Im trying to optimize my exercise application in VS2010. Basically I have several sqrt, pow and memset in the core loop. More specifically, this is what I do:
// in a cpp file ...
#include <cmath>
#pragma intrinsic(sqrt, pow, memset)
void Simulator::calculate()
{
for( int i=0; i<NUM; i++ )
{
...
float len = std::sqrt(lenSq);
distrib[0] = std::pow(baseVal, expVal);
...
clearQuad(i); // invokes memset
}
}
After build, the disassembly shows that, for example, the sqrt call still compiles as "call _CIsqrt(0x####)" nothing changes regardless of whether the /Oi flag is enabled or not.
Can anybody kindly explain how can i enable the intrinsic version and how can I verify it by the disassembly code? (I have also enabled the /O2 in the project settings.)
Thank you
Edit: Problem solved by adding /fp:fast.
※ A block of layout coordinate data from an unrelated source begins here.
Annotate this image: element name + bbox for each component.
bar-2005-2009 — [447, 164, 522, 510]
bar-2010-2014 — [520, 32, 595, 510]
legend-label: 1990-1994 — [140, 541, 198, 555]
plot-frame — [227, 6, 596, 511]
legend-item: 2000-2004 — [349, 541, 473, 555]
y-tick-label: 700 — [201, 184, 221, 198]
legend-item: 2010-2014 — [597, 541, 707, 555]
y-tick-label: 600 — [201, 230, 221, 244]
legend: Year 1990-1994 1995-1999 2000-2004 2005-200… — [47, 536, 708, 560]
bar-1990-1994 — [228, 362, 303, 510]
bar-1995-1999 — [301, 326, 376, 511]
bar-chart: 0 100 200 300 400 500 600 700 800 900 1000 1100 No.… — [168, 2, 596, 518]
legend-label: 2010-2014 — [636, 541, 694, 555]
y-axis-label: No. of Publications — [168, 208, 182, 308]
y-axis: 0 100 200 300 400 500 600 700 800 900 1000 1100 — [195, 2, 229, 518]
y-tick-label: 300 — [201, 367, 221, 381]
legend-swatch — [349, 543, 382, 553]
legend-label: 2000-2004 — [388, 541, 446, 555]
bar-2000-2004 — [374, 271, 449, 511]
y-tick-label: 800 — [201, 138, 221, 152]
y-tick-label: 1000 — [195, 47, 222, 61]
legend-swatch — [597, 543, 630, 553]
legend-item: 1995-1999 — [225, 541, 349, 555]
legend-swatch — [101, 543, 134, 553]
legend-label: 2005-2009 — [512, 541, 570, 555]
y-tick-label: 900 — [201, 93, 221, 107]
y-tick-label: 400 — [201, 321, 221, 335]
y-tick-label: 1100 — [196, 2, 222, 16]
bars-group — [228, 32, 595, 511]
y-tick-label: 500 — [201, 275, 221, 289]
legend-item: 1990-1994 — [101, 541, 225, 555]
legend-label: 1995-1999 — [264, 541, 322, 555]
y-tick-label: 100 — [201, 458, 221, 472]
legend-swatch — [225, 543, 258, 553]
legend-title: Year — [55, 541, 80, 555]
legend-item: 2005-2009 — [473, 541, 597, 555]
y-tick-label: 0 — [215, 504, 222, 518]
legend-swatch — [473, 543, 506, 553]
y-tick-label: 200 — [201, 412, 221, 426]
For sqrt, as an example, the intrinsic version uses a single "fsqrt" to replace the std version "call __CIsqrt()". Sadly, in my case, the intrinsic version is 5% slower.
Many thanks to Zan Lynx and mch.
You are compiling to machine code and not to .NET CLR. Right?
If you compile to .NET then the code won't be optimized until it is run through JIT. At that point .NET has its own intrinsics and other things that will happen.
If you are compiling to native machine code, you might want to play with the /arch option and the /fp:fast option.